E per rendere ancor più inequivocabile il messaggio, si ingegna in una serie di condoni, ovviamente sotto elezioni: l’ultimo, di questi giorni, riguarda gli abusi edilizi e viene orwellianamente chiamato piano «salva casa» (!). A noi tocca ripeterlo con tutte le forze: con politiche di questo tipo un paese è destinato non solo alla bancarotta finanziaria, ma al declino economico, sociale, civile.
Tanto più perché tutto questo è in palese controtendenza rispetto agli indirizzi prevalenti nel mondo avanzato. Sempre più studiosi concordano sul fatto che il problema delle nostre economie oggi è non soltanto, ovviamente, fare pagare le tasse (questo è davvero il minimo). Ma riformare i sistemi fiscali in modo da renderli più progressivi, così da ridurre le disuguaglianze e da reperire risorse preziose per il welfare e per affrontare la crisi climatica: non soltanto eliminando i paradisi fiscali e facendo pagare il giusto alle multinazionali, ma tassando i grandi patrimoni e le eredità, aumentando la progressività delle imposte sui redditi e adottando a un regime che non discrimini fra i cittadini.

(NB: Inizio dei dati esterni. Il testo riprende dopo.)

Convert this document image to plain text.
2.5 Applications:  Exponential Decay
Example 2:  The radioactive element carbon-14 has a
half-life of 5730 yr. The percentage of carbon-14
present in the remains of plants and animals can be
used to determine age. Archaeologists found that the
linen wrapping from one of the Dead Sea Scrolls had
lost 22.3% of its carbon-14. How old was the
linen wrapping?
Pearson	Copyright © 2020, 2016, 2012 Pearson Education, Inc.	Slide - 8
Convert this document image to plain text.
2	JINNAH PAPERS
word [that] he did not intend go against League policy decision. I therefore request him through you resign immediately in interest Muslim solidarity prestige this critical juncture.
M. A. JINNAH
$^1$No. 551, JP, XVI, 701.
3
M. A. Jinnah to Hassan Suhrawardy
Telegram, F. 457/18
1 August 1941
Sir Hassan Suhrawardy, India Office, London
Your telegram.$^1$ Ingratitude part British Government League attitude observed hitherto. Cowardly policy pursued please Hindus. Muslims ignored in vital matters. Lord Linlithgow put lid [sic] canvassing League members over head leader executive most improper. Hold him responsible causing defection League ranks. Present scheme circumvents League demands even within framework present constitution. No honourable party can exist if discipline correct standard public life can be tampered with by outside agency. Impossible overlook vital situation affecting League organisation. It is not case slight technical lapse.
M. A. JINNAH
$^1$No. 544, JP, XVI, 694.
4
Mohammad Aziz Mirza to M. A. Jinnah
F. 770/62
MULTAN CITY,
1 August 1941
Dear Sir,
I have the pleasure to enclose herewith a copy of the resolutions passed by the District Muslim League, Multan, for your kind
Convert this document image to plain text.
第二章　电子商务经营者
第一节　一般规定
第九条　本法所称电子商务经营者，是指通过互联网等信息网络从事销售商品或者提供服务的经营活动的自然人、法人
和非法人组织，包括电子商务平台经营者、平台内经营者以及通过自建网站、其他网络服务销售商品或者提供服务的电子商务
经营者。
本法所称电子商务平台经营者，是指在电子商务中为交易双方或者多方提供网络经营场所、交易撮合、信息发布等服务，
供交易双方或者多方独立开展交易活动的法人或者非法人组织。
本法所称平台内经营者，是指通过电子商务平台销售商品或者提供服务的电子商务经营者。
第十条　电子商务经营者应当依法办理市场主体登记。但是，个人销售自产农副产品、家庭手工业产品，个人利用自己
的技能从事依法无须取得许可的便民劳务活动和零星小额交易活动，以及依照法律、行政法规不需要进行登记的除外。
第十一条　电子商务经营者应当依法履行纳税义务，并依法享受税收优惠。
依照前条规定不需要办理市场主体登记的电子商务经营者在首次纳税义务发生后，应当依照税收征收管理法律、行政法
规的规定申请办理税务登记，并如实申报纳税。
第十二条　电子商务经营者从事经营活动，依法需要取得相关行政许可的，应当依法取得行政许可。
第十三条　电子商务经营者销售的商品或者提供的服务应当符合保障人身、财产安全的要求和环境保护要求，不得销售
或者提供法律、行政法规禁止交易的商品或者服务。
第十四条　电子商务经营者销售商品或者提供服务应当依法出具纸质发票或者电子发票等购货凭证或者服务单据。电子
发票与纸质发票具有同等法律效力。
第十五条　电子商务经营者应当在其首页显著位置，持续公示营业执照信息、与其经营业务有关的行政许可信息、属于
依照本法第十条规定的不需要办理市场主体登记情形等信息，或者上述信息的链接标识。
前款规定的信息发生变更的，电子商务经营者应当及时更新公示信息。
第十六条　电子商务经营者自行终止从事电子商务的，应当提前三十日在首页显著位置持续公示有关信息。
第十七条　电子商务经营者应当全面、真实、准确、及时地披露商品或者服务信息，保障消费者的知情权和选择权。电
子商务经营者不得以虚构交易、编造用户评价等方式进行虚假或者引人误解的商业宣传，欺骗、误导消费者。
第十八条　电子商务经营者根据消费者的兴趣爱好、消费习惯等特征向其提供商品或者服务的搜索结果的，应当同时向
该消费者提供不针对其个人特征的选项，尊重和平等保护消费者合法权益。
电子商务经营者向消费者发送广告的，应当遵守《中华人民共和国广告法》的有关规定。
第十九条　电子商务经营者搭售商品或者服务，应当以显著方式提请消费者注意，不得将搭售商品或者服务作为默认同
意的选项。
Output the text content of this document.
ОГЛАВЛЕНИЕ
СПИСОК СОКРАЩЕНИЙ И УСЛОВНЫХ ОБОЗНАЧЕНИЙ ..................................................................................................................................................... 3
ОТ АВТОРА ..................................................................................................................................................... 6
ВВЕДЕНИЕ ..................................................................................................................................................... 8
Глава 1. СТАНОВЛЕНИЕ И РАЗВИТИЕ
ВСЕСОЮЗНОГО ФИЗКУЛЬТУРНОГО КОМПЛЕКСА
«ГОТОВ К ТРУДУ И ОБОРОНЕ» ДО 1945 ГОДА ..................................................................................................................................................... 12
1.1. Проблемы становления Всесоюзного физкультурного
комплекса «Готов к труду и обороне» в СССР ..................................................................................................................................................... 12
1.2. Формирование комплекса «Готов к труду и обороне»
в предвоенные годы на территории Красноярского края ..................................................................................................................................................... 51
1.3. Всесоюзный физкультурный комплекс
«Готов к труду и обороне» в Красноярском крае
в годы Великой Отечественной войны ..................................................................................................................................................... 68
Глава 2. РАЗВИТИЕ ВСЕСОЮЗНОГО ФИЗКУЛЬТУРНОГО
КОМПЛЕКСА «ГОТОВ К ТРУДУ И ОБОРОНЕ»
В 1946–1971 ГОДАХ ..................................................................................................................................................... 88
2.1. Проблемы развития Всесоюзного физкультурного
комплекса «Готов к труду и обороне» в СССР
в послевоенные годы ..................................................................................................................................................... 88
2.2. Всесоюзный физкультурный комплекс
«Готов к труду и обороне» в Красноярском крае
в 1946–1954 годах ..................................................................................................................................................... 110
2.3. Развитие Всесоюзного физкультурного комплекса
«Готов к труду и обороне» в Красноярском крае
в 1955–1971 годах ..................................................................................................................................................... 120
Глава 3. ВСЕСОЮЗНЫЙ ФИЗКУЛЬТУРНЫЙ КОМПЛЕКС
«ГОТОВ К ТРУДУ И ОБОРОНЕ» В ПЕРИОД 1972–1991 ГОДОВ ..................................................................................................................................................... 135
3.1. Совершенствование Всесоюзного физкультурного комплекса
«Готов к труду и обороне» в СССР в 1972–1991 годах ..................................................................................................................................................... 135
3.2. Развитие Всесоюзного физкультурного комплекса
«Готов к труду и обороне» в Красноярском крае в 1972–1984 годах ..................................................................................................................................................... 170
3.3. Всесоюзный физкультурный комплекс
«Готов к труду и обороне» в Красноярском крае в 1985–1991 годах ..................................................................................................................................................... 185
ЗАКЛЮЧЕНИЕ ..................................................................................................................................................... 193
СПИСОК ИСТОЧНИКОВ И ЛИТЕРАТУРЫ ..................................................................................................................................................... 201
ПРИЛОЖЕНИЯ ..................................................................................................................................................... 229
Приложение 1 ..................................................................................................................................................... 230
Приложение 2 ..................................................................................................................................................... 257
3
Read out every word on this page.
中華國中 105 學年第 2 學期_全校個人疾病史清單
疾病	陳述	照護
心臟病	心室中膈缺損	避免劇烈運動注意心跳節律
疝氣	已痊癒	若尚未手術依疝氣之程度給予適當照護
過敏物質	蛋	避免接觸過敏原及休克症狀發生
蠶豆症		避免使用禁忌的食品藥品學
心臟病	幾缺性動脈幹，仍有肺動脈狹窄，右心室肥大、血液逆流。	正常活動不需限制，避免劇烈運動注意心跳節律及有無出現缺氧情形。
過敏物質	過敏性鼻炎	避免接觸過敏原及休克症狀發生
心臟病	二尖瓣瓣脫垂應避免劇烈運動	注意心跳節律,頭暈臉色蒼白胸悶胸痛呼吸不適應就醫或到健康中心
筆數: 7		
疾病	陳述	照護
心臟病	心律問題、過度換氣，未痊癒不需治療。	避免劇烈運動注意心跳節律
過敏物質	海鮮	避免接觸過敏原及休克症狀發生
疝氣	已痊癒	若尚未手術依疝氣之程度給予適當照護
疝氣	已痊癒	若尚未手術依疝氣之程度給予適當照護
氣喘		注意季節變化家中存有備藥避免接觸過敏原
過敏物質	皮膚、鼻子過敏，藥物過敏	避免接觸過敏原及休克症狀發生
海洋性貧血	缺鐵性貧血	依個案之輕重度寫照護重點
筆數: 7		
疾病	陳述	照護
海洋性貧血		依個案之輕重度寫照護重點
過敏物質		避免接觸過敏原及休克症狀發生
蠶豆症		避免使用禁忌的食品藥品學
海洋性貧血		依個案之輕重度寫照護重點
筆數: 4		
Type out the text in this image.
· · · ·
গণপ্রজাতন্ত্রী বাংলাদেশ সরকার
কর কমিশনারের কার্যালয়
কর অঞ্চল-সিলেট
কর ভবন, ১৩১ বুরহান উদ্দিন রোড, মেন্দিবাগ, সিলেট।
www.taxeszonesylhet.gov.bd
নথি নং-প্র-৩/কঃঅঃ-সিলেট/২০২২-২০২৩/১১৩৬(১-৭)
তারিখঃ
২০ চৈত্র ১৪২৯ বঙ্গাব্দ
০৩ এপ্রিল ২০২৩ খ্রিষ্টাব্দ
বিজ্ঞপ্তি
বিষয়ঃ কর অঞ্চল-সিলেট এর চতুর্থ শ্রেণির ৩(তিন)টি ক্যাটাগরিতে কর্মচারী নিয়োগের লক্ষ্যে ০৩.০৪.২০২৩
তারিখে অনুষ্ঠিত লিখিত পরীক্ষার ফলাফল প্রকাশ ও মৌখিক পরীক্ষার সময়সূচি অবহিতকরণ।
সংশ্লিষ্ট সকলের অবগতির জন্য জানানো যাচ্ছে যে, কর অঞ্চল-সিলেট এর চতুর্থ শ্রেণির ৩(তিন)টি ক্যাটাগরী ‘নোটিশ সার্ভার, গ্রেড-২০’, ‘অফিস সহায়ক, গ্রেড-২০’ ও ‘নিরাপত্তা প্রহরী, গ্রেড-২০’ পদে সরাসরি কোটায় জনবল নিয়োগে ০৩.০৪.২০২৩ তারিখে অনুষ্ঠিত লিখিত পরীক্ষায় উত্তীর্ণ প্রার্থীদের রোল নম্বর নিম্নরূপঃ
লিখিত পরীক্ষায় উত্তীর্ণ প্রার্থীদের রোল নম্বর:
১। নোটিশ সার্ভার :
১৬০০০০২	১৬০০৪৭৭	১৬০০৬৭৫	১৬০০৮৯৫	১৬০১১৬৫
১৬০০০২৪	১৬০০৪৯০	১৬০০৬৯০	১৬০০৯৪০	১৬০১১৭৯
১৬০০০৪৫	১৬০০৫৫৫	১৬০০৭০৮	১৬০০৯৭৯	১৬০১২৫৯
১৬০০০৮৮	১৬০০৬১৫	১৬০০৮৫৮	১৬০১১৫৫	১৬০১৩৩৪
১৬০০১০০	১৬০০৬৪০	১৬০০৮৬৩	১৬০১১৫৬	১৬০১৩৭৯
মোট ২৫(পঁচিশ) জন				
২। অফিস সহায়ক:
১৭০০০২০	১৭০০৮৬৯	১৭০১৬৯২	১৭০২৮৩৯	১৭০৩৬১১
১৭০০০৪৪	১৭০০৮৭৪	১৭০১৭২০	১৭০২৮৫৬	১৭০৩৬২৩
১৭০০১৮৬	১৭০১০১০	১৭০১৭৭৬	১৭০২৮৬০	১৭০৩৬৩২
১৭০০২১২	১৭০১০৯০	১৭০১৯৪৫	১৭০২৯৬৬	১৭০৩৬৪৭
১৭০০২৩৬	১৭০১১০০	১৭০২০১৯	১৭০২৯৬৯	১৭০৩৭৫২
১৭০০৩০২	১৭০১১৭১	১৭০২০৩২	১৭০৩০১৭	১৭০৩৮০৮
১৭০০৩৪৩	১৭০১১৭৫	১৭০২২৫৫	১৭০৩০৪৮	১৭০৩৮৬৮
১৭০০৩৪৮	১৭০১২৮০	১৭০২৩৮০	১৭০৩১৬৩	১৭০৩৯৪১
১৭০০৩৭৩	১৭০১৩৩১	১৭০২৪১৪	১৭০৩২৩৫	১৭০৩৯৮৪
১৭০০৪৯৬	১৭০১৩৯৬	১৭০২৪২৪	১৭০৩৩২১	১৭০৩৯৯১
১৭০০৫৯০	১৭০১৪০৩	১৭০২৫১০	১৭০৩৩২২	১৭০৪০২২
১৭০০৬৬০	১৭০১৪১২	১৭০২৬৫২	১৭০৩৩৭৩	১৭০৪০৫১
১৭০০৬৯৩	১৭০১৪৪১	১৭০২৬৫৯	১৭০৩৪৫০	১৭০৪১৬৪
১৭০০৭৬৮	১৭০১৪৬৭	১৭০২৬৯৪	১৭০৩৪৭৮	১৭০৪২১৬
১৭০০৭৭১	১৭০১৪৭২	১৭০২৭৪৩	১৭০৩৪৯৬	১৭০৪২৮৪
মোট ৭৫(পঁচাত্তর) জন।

In Italia, questo è quello che chiede un manifesto firmato da oltre 130 economisti, presentato nei giorni scorsi da Oxfam Italia: è una direzione opposta alle «riforme» fatte o annunciate dal governo Meloni in materia fiscale, che invece aumentano ancora di più le disuguaglianze e riducono il gettito. Ma è questo, occorre dirlo, anche un discrimine fondamentale fra la destra e la sinistra: gravissimo è stato dimenticarsene, in anni recenti, indebolire questo confine. Ed è il motivo per cui una sinistra forte, anche culturalmente, consapevole del problema, che porti avanti con coerenza la battaglia per un fisco giusto, oggi è nell’interesse di tutto il nostro Paese.